Having just read the justification, they start off by blaming "the sheer number" of Pokemon but then pivot to talking about game balance since too many species means hard to balance the battle system. So... sort of but not really.

My post was obviously kind of flippant but equally I feel like when you're saying "oh there's just too many Pokemon in this series" giving one species a bunch of nearly identical cosmetic forms sort of goes against that. Quality over quantity, and all that.

Anyway.
Well I am nothing if not someone who gets caught on small details, so... "there's so many Pokemon" affects a lot of things like where you put them, balancing, blah blah blah

and again we can all roll our eyes at how that's panned out or how they handle (or didn't handle) balance* in general or whatever. Just look at any topic for more than 5 minutes, we've all picked stuff like this apart. We didn't get to 500+ pages of annoyances alone on the back of consistent, understandable good decision making.

but it is categorically different from 1 pokemon getting a bunch of visual differences for forms. All the Alcremies share the same moves, stats, location (or...lackthere of, I suppose), etc.

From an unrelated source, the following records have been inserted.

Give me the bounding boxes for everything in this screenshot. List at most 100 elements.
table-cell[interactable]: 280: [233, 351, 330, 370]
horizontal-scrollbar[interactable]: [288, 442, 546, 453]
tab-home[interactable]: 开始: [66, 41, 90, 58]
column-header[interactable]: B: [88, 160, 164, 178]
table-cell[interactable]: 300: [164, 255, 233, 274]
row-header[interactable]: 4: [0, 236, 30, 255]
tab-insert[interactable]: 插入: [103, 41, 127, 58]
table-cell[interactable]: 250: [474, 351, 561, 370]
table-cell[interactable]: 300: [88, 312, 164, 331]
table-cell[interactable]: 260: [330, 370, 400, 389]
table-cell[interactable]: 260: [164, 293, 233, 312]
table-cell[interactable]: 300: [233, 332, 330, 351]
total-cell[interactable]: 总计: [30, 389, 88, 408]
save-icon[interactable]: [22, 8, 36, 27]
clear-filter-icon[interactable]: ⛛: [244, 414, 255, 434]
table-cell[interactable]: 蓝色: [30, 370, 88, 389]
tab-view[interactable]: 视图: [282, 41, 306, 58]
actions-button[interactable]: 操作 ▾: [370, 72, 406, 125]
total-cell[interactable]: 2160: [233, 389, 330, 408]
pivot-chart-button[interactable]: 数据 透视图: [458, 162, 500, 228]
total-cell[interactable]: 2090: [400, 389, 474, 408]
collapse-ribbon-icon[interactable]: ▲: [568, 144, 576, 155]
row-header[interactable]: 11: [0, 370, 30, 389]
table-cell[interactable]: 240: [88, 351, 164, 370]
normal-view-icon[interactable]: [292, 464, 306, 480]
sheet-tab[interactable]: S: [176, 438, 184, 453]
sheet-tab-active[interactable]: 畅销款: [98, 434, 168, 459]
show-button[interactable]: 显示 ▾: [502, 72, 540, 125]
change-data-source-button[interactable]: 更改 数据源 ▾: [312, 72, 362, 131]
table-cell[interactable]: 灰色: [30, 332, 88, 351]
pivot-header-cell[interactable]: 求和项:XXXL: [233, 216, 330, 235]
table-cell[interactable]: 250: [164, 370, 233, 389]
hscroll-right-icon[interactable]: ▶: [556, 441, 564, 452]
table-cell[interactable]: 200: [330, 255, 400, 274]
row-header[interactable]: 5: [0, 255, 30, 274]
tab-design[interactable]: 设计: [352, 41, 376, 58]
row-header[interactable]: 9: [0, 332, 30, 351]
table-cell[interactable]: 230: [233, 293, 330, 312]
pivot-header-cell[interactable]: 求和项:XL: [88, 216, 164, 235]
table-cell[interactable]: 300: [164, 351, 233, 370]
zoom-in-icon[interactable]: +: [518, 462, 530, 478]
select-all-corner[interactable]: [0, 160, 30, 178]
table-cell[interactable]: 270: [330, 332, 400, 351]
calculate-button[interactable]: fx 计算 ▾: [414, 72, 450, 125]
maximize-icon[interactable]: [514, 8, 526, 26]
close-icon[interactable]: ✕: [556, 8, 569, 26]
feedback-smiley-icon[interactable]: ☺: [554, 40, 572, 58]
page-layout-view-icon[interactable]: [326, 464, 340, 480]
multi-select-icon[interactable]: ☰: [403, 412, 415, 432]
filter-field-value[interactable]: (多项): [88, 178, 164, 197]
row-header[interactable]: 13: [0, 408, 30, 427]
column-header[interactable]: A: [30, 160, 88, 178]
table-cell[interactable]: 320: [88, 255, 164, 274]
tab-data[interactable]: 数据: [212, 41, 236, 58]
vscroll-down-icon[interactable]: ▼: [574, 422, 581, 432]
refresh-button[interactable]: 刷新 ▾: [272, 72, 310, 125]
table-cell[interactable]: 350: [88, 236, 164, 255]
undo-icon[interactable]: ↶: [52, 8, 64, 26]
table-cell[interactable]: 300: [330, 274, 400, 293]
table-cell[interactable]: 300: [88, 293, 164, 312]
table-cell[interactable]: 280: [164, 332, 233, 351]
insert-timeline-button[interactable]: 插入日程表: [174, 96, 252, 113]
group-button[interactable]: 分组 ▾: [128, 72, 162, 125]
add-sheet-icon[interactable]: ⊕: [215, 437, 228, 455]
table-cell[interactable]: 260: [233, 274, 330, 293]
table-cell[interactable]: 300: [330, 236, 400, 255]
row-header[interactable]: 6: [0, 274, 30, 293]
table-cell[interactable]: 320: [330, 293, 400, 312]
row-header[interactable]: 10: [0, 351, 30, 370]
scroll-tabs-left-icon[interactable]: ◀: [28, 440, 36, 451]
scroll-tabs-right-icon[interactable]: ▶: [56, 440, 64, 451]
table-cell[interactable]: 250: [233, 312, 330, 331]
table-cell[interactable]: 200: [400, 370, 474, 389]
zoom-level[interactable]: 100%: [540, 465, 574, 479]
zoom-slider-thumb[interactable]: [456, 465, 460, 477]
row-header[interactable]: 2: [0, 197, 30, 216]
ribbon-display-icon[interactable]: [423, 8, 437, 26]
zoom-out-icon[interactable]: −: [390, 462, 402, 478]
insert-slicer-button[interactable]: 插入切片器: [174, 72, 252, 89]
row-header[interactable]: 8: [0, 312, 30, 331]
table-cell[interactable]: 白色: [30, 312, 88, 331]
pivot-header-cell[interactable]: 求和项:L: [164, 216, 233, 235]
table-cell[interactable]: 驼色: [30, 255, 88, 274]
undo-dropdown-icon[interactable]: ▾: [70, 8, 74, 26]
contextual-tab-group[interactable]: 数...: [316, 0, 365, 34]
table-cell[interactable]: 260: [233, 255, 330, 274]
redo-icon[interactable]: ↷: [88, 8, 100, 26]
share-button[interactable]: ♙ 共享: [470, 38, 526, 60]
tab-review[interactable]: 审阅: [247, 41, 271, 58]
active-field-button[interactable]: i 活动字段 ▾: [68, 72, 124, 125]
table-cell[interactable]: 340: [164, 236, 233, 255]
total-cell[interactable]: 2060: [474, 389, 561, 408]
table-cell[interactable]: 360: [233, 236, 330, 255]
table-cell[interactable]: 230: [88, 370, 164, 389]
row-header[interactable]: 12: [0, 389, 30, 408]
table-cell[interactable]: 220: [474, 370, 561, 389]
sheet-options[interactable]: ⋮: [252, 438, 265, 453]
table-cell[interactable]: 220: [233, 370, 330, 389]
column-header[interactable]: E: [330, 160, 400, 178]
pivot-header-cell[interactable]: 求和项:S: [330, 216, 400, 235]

And as a new Pokemon it probably gets preferential treatment anyway.
Implementing all the Alolan Forms was probably more intensive compared to all the alcremie colors.

Like I'm sure if we keep this back & forth going you can dig in and find more reasons to why you find it stupid or hypocritical or skewed priorities or whatever but man i dunno i just think gamefreak says & does enough dumb bullshit* we don't have to basically misconstrue stuff like this



*for example, Series D suddenly introducing the influx of import Legendary Pokemon for what will likely be the Worlds list in a few months. Doesn't seem like many people are thrilled about that happening for several reasons!
 
*for example, Series D suddenly introducing the influx of import Legendary Pokemon for what will likely be the Worlds list in a few months. Doesn't seem like many people are thrilled about that happening for several reasons!
Fwiw, people aren't annoyed by the introduction of the new pokemon / legendaries per se.

It's the fact that the regulation starts on 1st of July, and the last official tournament before world starts on June 30th, meaning it'll be on regulation C, so they'll be going to Worlds in a format noone has played a real VGC match on.

If anything people are excited about the new funny tools coming up (except Regieleki, to use Wolfey's words, Regieleki's existance in VGC doubles invalidates so many pokemon it aint even funny), just the main issue is the timing.

Everyone expected Worlds to be played on Regulation C. If worlds are played on regulation D, it'll be a massive shitshow.